Step 2.4, through a 3×3 convolution operation and 4 times bilinear upsampling, the output segmented image is obtained;

Step 2.5, perform decoding operations through the Decoder module to obtain the results after semantic segmentation.

4. A method of real-time semantic segmentation of traffic scenes based on deep learning according to claim 3, characterized in that in step 2.1, the input and output of the residual part of the MobileNetV2 lightweight network are directly connected.

5. A real-time semantic segmentation method of traffic scenes based on deep learning according to claim 3, characterized in that, in step 2.1, the DeeplabV3+ network of MobielNetV2 first uses 1×1 convolution for dimensionality increase, and then uses 3×3 Depthwise separable convolution is used for feature extraction, and finally 1×1 convolution is used to reduce dimensionality;

After completing the feature extraction of MobielNetV2, two effective feature layers are obtained.

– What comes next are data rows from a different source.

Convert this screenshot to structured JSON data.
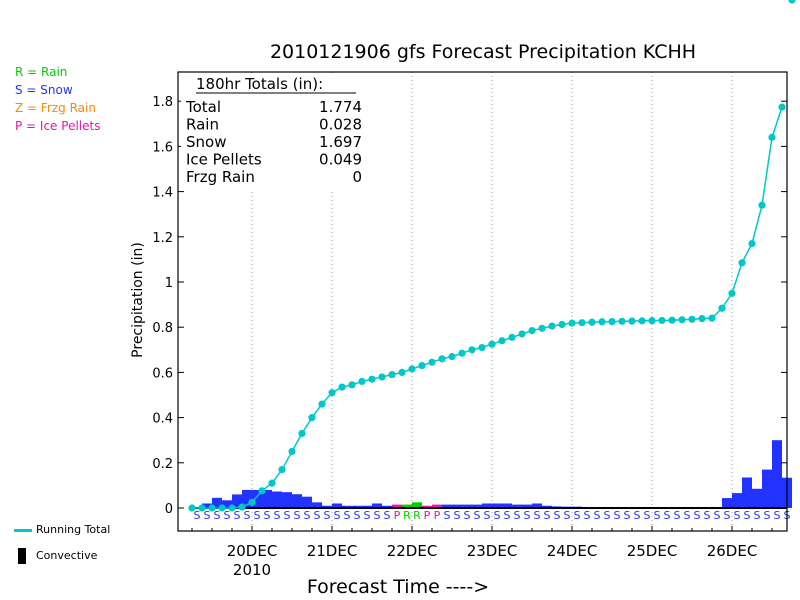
{
  "chart_data": {
    "type": "bar+line",
    "title": "2010121906 gfs Forecast Precipitation KCHH",
    "xlabel": "Forecast Time ---->",
    "ylabel": "Precipitation (in)",
    "ylim": [
      -0.09,
      1.87
    ],
    "yticks": [
      0,
      0.2,
      0.4,
      0.6,
      0.8,
      1,
      1.2,
      1.4,
      1.6,
      1.8
    ],
    "ytick_labels": [
      "0",
      "0.2",
      "0.4",
      "0.6",
      "0.8",
      "1",
      "1.2",
      "1.4",
      "1.6",
      "1.8"
    ],
    "x_start": "2010-12-19 06Z",
    "x_end": "2010-12-26 18Z",
    "date_ticks": [
      {
        "label": "20DEC",
        "sub": "2010",
        "hours": 18
      },
      {
        "label": "21DEC",
        "sub": "",
        "hours": 42
      },
      {
        "label": "22DEC",
        "sub": "",
        "hours": 66
      },
      {
        "label": "23DEC",
        "sub": "",
        "hours": 90
      },
      {
        "label": "24DEC",
        "sub": "",
        "hours": 114
      },
      {
        "label": "25DEC",
        "sub": "",
        "hours": 138
      },
      {
        "label": "26DEC",
        "sub": "",
        "hours": 162
      }
    ],
    "grid": "vertical dotted at date ticks",
    "forecast_hours": [
      0,
      3,
      6,
      9,
      12,
      15,
      18,
      21,
      24,
      27,
      30,
      33,
      36,
      39,
      42,
      45,
      48,
      51,
      54,
      57,
      60,
      63,
      66,
      69,
      72,
      75,
      78,
      81,
      84,
      87,
      90,
      93,
      96,
      99,
      102,
      105,
      108,
      111,
      114,
      117,
      120,
      123,
      126,
      129,
      132,
      135,
      138,
      141,
      144,
      147,
      150,
      153,
      156,
      159,
      162,
      165,
      168,
      171,
      174,
      177,
      180
    ],
    "running_total": [
      0,
      0,
      0,
      0,
      0,
      0.004,
      0.025,
      0.076,
      0.11,
      0.17,
      0.25,
      0.33,
      0.4,
      0.46,
      0.51,
      0.535,
      0.545,
      0.56,
      0.57,
      0.58,
      0.59,
      0.6,
      0.615,
      0.63,
      0.645,
      0.66,
      0.67,
      0.685,
      0.7,
      0.71,
      0.725,
      0.74,
      0.755,
      0.77,
      0.785,
      0.795,
      0.805,
      0.812,
      0.818,
      0.82,
      0.822,
      0.824,
      0.825,
      0.826,
      0.827,
      0.828,
      0.829,
      0.83,
      0.831,
      0.833,
      0.835,
      0.838,
      0.84,
      0.884,
      0.95,
      1.085,
      1.17,
      1.34,
      1.64,
      1.774
    ],
    "interval_precip": [
      0.002,
      0.02,
      0.045,
      0.034,
      0.06,
      0.08,
      0.08,
      0.08,
      0.073,
      0.07,
      0.061,
      0.05,
      0.025,
      0.01,
      0.02,
      0.01,
      0.01,
      0.01,
      0.02,
      0.01,
      0.015,
      0.015,
      0.025,
      0.01,
      0.015,
      0.015,
      0.015,
      0.015,
      0.015,
      0.02,
      0.02,
      0.02,
      0.015,
      0.015,
      0.02,
      0.01,
      0.007,
      0.006,
      0.006,
      0.004,
      0.003,
      0.002,
      0.002,
      0.001,
      0.001,
      0.001,
      0.001,
      0.002,
      0.002,
      0.002,
      0.003,
      0.002,
      0.003,
      0.044,
      0.066,
      0.135,
      0.085,
      0.17,
      0.3,
      0.134
    ],
    "interval_type": [
      "S",
      "S",
      "S",
      "S",
      "S",
      "S",
      "S",
      "S",
      "S",
      "S",
      "S",
      "S",
      "S",
      "S",
      "S",
      "S",
      "S",
      "S",
      "S",
      "S",
      "P",
      "R",
      "R",
      "P",
      "P",
      "S",
      "S",
      "S",
      "S",
      "S",
      "S",
      "S",
      "S",
      "S",
      "S",
      "S",
      "S",
      "S",
      "S",
      "S",
      "S",
      "S",
      "S",
      "S",
      "S",
      "S",
      "S",
      "S",
      "S",
      "S",
      "S",
      "S",
      "S",
      "S",
      "S",
      "S",
      "S",
      "S",
      "S",
      "S"
    ],
    "series_legend": [
      {
        "code": "R",
        "label": "R = Rain",
        "color": "#00cc00"
      },
      {
        "code": "S",
        "label": "S = Snow",
        "color": "#2233ff"
      },
      {
        "code": "Z",
        "label": "Z = Frzg Rain",
        "color": "#ff8800"
      },
      {
        "code": "P",
        "label": "P = Ice Pellets",
        "color": "#ee11aa"
      }
    ],
    "running_total_label": "Running Total",
    "convective_label": "Convective",
    "line_color": "#00c8c8",
    "totals_box": {
      "header": "180hr Totals (in):",
      "rows": [
        {
          "label": "Total",
          "value": "1.774"
        },
        {
          "label": "Rain",
          "value": "0.028"
        },
        {
          "label": "Snow",
          "value": "1.697"
        },
        {
          "label": "Ice Pellets",
          "value": "0.049"
        },
        {
          "label": "Frzg Rain",
          "value": "0"
        }
      ]
    }
  }
}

One of the effective feature layers is the result of compressing the height and width of the input image twice, and the other effective feature layer is the result of compressing the height and width of the input image four times.

6. A real-time semantic segmentation method of traffic scenes based on deep learning according to claim 3, characterized in that, in step 2.1, the depth-separable convolution parameter formula in the ASPP module is,

h·w·C _in ·C _out +C _in ·C _out

In the formula, the depth of the input tensor is C _in , the depth of the output tensor is C _out , h and w are the width and height of the image respectively.

7. A real-time semantic segmentation method of traffic scenes based on deep learning according to claim 3, characterized in that in step 2.1, the CBAM attention mechanism module formula in the ASPP module is,

M _c (F)=σ(MLP(AvgPool(F)

MLP(MaxPool(F))＝

Among them, M _c (F) is the channel attention module, M _s (F) is the spatial attention module, the input function is represented by F; the Sigmoid activation function is represented by σ, W ₀ and W ₁ represent the parameters of the fully connected layer, and/> They are the features after average pooling and maximum pooling respectively; f ^7×7 represents a convolution operation with a convolution kernel size of 7×7. The spatial attention module is more concerned about the feature map at the spatial level.

8. A real-time semantic segmentation method of traffic scenes based on deep learning according to claim 1, characterized in that, in step 2, the SE attention mechanism module formula in the ASPP module is,

Among them, u represents the convolved feature map, the number of channels of u is C, and W×H is the spatial dimension of u.

9. A real-time semantic segmentation method of traffic scenes based on deep learning according to claim 1, characterized in that in step 2.2, the Focal Loss loss function formula is,

CE(p,y)＝CE(p _t )＝-log(

Among them, p refers to the probability that the predicted sample is a positive sample; y is the real label, and p _t represents the possibility that the sample belongs to the real category.